I didn't know about Any trait, so this was a good learning for me in its usecase
My usecase only involves a handful of concrete types so I am able to work with your solution, but I would be very interested to learn how you could reduce the boilerplate code if you don't mind sharing a bit more!
Thank you @RedDocMD for the quick reply! With your suggestion I was able to identify each concrete type (A and B) with an enum at runtime, but I was not able to figure out the underlying data type within A and B to override. I guess this can be trivially solved by defining an enum type to hold data field:
enum Data{
String(String),
Number(i32),
}
Your suggestion of using enum instead of trait object is normally what I prefer as well. For this particular case, I am investigating the trait object approach because I may want to expose this trait for users to implement on their custom types. My thought here was that if I used trait object, I can make it extensible from user-side without affecting my code as would happen with the use of enum.

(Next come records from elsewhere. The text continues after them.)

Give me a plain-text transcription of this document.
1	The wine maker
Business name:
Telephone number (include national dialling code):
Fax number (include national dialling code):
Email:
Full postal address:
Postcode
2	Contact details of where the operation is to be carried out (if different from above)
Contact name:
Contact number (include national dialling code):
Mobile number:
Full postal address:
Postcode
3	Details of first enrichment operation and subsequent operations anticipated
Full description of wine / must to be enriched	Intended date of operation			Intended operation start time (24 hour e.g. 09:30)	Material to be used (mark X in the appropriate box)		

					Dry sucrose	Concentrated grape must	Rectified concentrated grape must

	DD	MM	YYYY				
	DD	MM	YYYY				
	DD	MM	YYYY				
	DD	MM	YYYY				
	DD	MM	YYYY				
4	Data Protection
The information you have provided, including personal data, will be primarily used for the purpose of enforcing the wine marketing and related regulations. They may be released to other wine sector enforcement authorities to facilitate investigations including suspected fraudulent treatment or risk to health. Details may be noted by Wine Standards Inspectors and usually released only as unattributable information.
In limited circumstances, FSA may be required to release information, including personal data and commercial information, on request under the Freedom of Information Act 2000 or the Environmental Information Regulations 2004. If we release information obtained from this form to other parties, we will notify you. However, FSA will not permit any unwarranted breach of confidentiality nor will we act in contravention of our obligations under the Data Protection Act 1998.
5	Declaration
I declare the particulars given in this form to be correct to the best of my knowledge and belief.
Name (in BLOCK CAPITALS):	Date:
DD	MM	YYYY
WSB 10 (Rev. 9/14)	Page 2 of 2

Thank you for taking the time to provide your knowledge and helping me figure it out!
Right... I suppose there are multiple approaches; one straightforward way I can think of involves a blanket impl based on another trait:
use std::any::Any;
trait SomeTraitImpl {
type Data: Any + Clone;
fn get_data(&self) -> &Self::Data;
fn get_data_mut(&mut self) -> &mut Self::Data;
fn print(this: &Self); // not `&self` to avoid conflicting method names / ambiguity
}
trait SomeTrait {
/// Display data member
fn print(&self);
/// What I would like to do
fn set_data_if_same_type(&mut self, other: &dyn SomeTrait);
/// Necessary for implementing set_data_if_same_type:
fn get_data_any(&self) -> &dyn Any;
}
impl<T: SomeTraitImpl> SomeTrait for T {
fn set_data_if_same_type(&mut self, other: &dyn SomeTrait) {
// First check if the trait object is of the same type
if let Some(data) = other.get_data_any().downcast_ref::<T::Data>() {
// Then set self's data from `other` if the type matches
self.get_data_mut().clone_from(data);
}
}
fn print(&self) {
SomeTraitImpl::print(self)
}
fn get_data_any(&self) -> &dyn Any {
self.get_data()
}
}
struct A {
data: String,
}
impl SomeTraitImpl for A {
type Data = String;
fn get_data(&self) -> &Self::Data {
&self.data
}
fn get_data_mut(&mut self) -> &mut Self::Data {
&mut self.data
}
fn print(this: &Self) {
println!("Text = {}", this.data);
}
}
struct B {
data: i32,
}
impl SomeTraitImpl for B {
type Data = i32;
fn get_data(&self) -> &Self::Data {
&self.data
}
fn get_data_mut(&mut self) -> &mut Self::Data {
&mut self.data
}
fn print(this: &Self) {
println!("Number = {}", this.data);
}
}
fn main() {
let mut arr: Vec<Box<dyn SomeTrait>> = vec![
Box::new(A {
data: "Hello".to_owned(),
}),
Box::new(A {
data: "World".to_owned(),
}),
Box::new(B { data: 3 }),
];
arr.iter().for_each(|s| s.print());
// Output:
// Text = Hello
// Text = World
// Number = 3
// If an element is of type `A`, override it's data field with given instance's data field
let exclamation_mark = A {
data: "!".to_owned(),
};
arr.iter_mut()
.for_each(|s| s.set_data_if_same_type(&exclamation_mark));
arr.iter().for_each(|s| s.print());
// Desired Output:
// Text = "!"
// Text = "!"
// Number = 3
}
I see! So if my understanding is correct, the blanket impl (impl<T: SomeTraitImpl> SomeTrait for T) would contain any business logic that I would prefer not to duplicate, and the second trait (SomeTraitImpl) would simply contain get/get_mut methods for accessing the underlying data, thereby reducing the overall code duplication.
Based on the amount of business logic I want to put into SomeTrait I would evaluate whether to introduce the second trait (SomeTraitImpl), but it's good to know how to introduce the blanket impl in this context. Thanks for the help, I'm learning new things here
For extreme cases (i.e. lots of implementations, all have the same field names anyways, etc…), you could even resort to macros in order to avoid the duplication of defining those get_data/get_data_mut methods.